Vフォー・ヴェンデッタ
巷では今作を問題作として紹介する事も多いようだが、人を幸せにしない全体主義政府への反逆を謳う事の一体どこに問題があるのか、私にはさっぱり理解できない。というか、これを問題作とする世の中こそが問題なのではないか。
政府は全体に奉仕すべきものであって、一部の者の利益のみを追求する政府は交代させられるべきである。当たり前だ。これは、その一部の者と言うのが多数派を占めていたとしても当てはまるわけで、多数派の名の元に少数派を弾圧する事は、同性愛者や反体制派を虐殺したり、国歌を歌う事を強制する事も含めて、政府のする事ではないと思う。
しかし、そのような政府は、少なくとも過去には人々の支持を得たことがあると言うのが問題で、であればやはり「目覚めよ」と扇動するのが唯一の解決策となる。今作は、そのための破壊、と言う話。
この映画において交代すべき政府は、ナチスでありビッグブラザーであるので、見ている側としてはVの活躍に素直に快哉を叫ぶことができると思う。ただアクション主体の映画ではないので、「マトリックス」云々の宣伝を信じると肩透かしを食うかもしれない。

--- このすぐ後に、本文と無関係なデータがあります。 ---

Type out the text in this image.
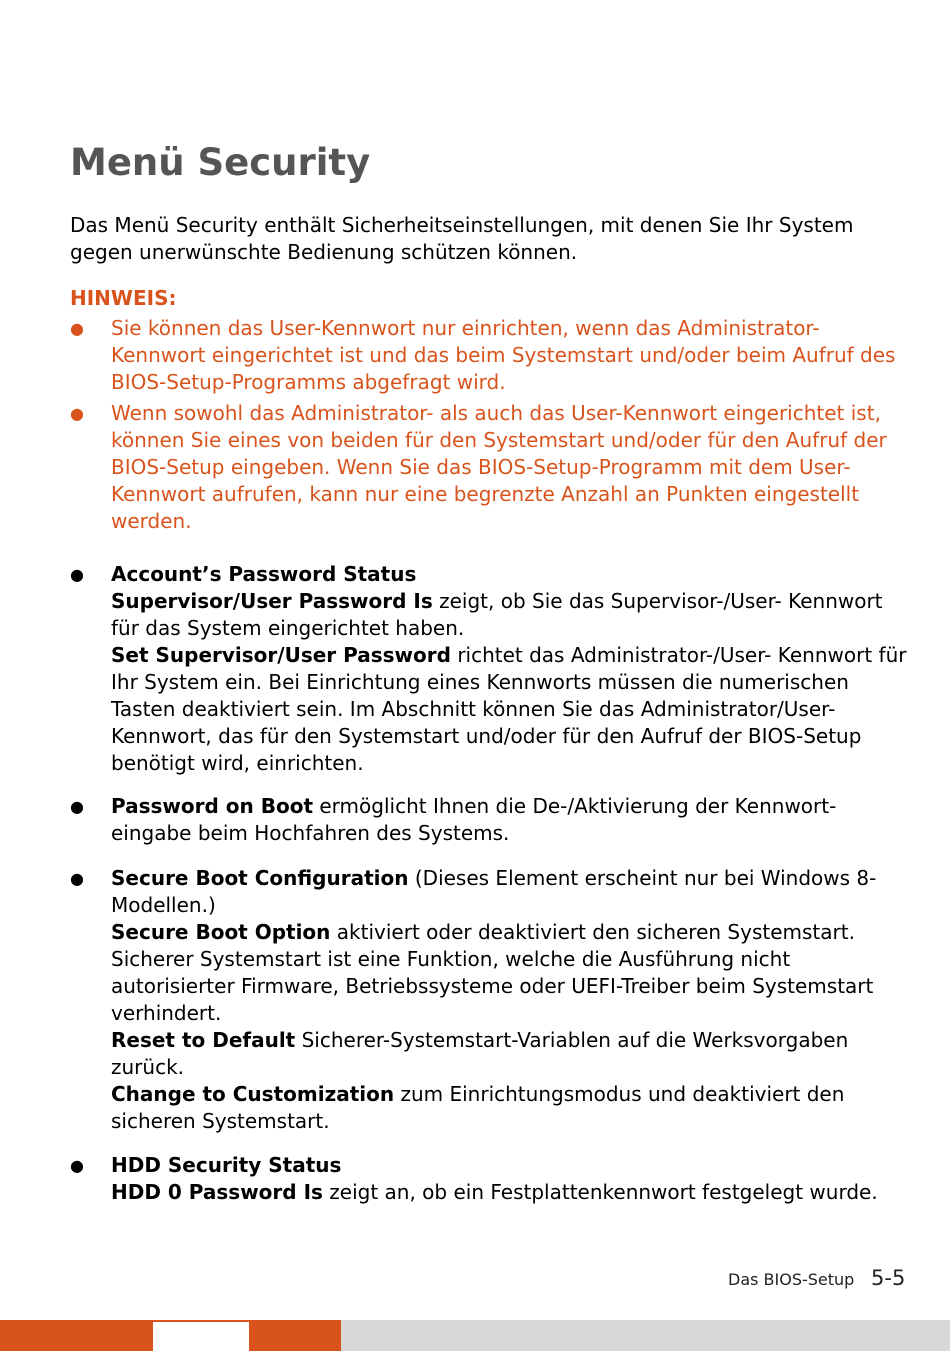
Menü Security
Das Menü Security enthält Sicherheitseinstellungen, mit denen Sie Ihr System gegen unerwünschte Bedienung schützen können.
HINWEIS:
● Sie können das User-Kennwort nur einrichten, wenn das Administrator-Kennwort eingerichtet ist und das beim Systemstart und/oder beim Aufruf des BIOS-Setup-Programms abgefragt wird.
● Wenn sowohl das Administrator- als auch das User-Kennwort eingerichtet ist, können Sie eines von beiden für den Systemstart und/oder für den Aufruf der BIOS-Setup eingeben. Wenn Sie das BIOS-Setup-Programm mit dem User-Kennwort aufrufen, kann nur eine begrenzte Anzahl an Punkten eingestellt werden.
● Account’s Password Status
Supervisor/User Password Is zeigt, ob Sie das Supervisor-/User- Kennwort für das System eingerichtet haben.
Set Supervisor/User Password richtet das Administrator-/User- Kennwort für Ihr System ein. Bei Einrichtung eines Kennworts müssen die numerischen Tasten deaktiviert sein. Im Abschnitt können Sie das Administrator/User-Kennwort, das für den Systemstart und/oder für den Aufruf der BIOS-Setup benötigt wird, einrichten.
● Password on Boot ermöglicht Ihnen die De-/Aktivierung der Kennwort-eingabe beim Hochfahren des Systems.
● Secure Boot Configuration (Dieses Element erscheint nur bei Windows 8-Modellen.)
Secure Boot Option aktiviert oder deaktiviert den sicheren Systemstart. Sicherer Systemstart ist eine Funktion, welche die Ausführung nicht autorisierter Firmware, Betriebssysteme oder UEFI-Treiber beim Systemstart verhindert.
Reset to Default Sicherer-Systemstart-Variablen auf die Werksvorgaben zurück.
Change to Customization zum Einrichtungsmodus und deaktiviert den sicheren Systemstart.
● HDD Security Status
HDD 0 Password Is zeigt an, ob ein Festplattenkennwort festgelegt wurde.
Das BIOS-Setup 5-5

この映画に欠点があるとしたら、話と感情とがそぐわない事だろう。お話的には、ナタリー・ポートマンの目覚めと、革命家であるところのVと政府との間にある、血の復讐に見合う因縁を中心に描いているのに、登場人物の心の動きは、なぜかVからナタリー・ポートマンへの慕情と逆方向の尊敬の念が柱となるからだ。とはいえ、政府は人を管理するために存在するのではない、ということを思い出させるこのような映画の存在意義は常に存在するのだろうと思う。